Compiler behavior in case of an erroneous method description

[Vladislav Boyko]

The following code compiles without errors or warnings:

#property strict

class CTest
  {
private:
   int    memberA;
   double memberB;
public:
   void   initialize(const int a, const double b);
  };

void CTest::initialize(int a, double b)
  {
   a++;
   memberA = a;
   memberB = b;
  }

How normal is this? Personally, I would like to see a compilation error in such a case.

---

[Vladislav Boyko]

The description of the arguments does not match the declaration. But if I have to check it manually, then I can just as well remember that the argument must not be modified inside the method (and not use const)

[Vladislav Boyko]

When passed by reference, a match check is performed:

class CTest
  {
private:
   int    memberA;
   double memberB;
public:
   void   initialize(const int &a, const double b);
  };

void CTest::initialize(int &a,double b) // 'initialize' - member function already defined with different parameters
  {
   memberA = a;
   memberB = b;
  }

[Alain Verleyen]

Vladislav Boyko #:

When passed by reference, a match check is performed:

Because in this case it would (could) change the caller state.
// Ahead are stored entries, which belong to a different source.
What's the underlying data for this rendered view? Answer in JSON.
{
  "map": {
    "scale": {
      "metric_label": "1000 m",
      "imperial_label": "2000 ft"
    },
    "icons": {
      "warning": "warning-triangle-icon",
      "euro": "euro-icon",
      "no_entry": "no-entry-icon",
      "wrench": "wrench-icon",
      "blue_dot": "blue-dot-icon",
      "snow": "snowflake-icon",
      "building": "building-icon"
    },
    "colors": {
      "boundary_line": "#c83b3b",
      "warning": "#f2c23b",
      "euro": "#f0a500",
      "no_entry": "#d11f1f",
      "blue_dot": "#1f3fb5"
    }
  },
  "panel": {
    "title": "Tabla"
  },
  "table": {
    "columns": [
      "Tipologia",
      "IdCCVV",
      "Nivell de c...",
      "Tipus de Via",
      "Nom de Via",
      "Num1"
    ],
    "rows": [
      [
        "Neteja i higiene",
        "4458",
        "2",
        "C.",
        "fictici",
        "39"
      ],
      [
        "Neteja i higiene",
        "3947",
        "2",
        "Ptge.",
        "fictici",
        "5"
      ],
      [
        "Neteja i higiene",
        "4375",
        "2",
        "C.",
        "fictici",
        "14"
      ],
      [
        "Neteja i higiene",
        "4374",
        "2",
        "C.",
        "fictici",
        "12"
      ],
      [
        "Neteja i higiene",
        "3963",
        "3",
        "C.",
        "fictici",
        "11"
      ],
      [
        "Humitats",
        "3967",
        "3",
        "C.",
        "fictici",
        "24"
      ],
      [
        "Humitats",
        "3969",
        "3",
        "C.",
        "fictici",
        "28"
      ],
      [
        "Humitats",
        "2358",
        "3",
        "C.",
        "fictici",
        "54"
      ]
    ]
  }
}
While with by value, const or not const is without any impact outside the function.

See (C++) : https://stackoverflow.com/questions/3681188/why-does-a-function-declaration-with-a-const-argument-allow-calling-of-a-functio

You have the choice to be consistent or not.

[Vladislav Boyko]

Alain Verleyen #:

Because in this case it would (could) change the caller state. While with by value, const or not const is without any impact outside the function.

See (C++) : https://stackoverflow.com/questions/3681188/why-does-a-function-declaration-with-a-const-argument-allow-calling-of-a-functio

You have the choice to be consistent or not.

Thanks a lot for the explanation!